Methods:  KD patients aged at least 8 years old with persistent CAA were enrolled in this study at Rady Children's Hospital San Diego. We obtained blood samples and evaluated endothelial cell function non-invasively by flow-mediated vasodilation in the brachial artery using EndoPAT system before and 3-6 months after initiating atorvastatin therapy. We assessed vascular inflammation and myocardial fibrosis biomarkers using ELISA. We analyzed plasma proteins on the SOMAscan platform that utilizes the SOMAmer (Slow Off-rate Modified Aptamer) reagents consisting of short single-stranded DNA and can accurately resolve over 6,000 proteins. We will analyze plasma cell-free RNA (cfRNA) that is released from cells and reflects tissue damage and immune dynamics. Plasma samples will also be collected following one and two years of atorvastatin therapy. Paired data was analyzed by the paired t-Test or Wilcoxon signed rank test.

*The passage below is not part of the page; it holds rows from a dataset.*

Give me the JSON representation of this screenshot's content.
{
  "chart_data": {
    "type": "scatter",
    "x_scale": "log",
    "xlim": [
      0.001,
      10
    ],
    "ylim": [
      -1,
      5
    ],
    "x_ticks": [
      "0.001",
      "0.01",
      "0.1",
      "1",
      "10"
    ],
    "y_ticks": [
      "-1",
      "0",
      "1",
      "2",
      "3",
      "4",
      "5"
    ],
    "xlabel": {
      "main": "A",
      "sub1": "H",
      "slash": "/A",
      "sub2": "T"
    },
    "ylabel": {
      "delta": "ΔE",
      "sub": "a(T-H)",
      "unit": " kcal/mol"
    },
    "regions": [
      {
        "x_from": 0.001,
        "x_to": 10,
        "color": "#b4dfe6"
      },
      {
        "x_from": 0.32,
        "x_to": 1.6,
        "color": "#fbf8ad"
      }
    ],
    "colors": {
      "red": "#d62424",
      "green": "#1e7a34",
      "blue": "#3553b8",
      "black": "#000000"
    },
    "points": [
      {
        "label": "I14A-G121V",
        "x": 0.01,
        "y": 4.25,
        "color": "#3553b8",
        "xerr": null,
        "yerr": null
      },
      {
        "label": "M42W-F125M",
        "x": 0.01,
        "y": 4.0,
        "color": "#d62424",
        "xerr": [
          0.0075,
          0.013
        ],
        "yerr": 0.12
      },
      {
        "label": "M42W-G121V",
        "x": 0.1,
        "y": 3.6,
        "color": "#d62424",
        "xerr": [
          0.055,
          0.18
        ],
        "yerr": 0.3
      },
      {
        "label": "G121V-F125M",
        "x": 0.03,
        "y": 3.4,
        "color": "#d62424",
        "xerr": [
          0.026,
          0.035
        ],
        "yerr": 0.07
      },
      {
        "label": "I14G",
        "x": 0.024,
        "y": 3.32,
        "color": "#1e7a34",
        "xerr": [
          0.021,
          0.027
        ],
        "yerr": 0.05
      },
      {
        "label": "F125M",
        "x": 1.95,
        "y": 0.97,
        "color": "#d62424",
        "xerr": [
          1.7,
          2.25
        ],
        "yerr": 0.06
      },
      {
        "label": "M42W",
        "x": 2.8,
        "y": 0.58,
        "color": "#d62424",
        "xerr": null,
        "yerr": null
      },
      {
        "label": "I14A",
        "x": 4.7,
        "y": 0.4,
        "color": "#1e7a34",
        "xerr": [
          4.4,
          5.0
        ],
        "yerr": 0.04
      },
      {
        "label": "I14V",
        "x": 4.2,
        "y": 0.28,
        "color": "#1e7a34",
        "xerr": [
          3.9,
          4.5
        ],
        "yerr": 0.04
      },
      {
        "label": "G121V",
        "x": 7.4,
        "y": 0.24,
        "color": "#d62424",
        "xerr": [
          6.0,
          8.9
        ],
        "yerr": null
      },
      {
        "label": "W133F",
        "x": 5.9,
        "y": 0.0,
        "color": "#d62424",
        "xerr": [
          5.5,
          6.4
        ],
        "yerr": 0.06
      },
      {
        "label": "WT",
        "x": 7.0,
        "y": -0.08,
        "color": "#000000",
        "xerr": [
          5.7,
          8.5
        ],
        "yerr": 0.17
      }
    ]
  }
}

Results:  We evaluated endothelial cell function pre and post atorvastatin by EndoPAT in 6 patients (5 male and 1 female, median age 14.5 years, range: 10-20). Natural log Reactive Hyperemia Index (LnRHI) was not significantly different between pre and post atorvastatin (median [IQR]: Pre 0.72[0.47-1.09], Post 0.52[0.38-0.78], p=0.2). Pre and post atorvastatin plasma from 7 patients showed no significant difference in a paired analysis for calprotectin (S100A8/S100A9 heterodimer), galectin-3, GDF-15, ST2, TIMP-1 and pentraxin 3. In the preliminary analysis of SOMAscan data, post-atorvastatin samples had decreased matrix metalloproteinase 3 (MMP3) (unadjusted P=0.001) and apolipoprotein E3 and E4 (unadjusted P=0.006, 0.04, respectively) and increased vascular endothelial growth factor (VEGF) (unadjusted P=0.06) Analysis of cfRNA is in progress.


Conclusion:  This is the first study examining the potential benefit of statin therapy for KD patients with persistent CAA. The short time interval in this study may have precluded finding robust changes. A longer-term study of these same individuals is in progress. This study could change how we care for children with arterial damage after KD to improve their cardiovascular health.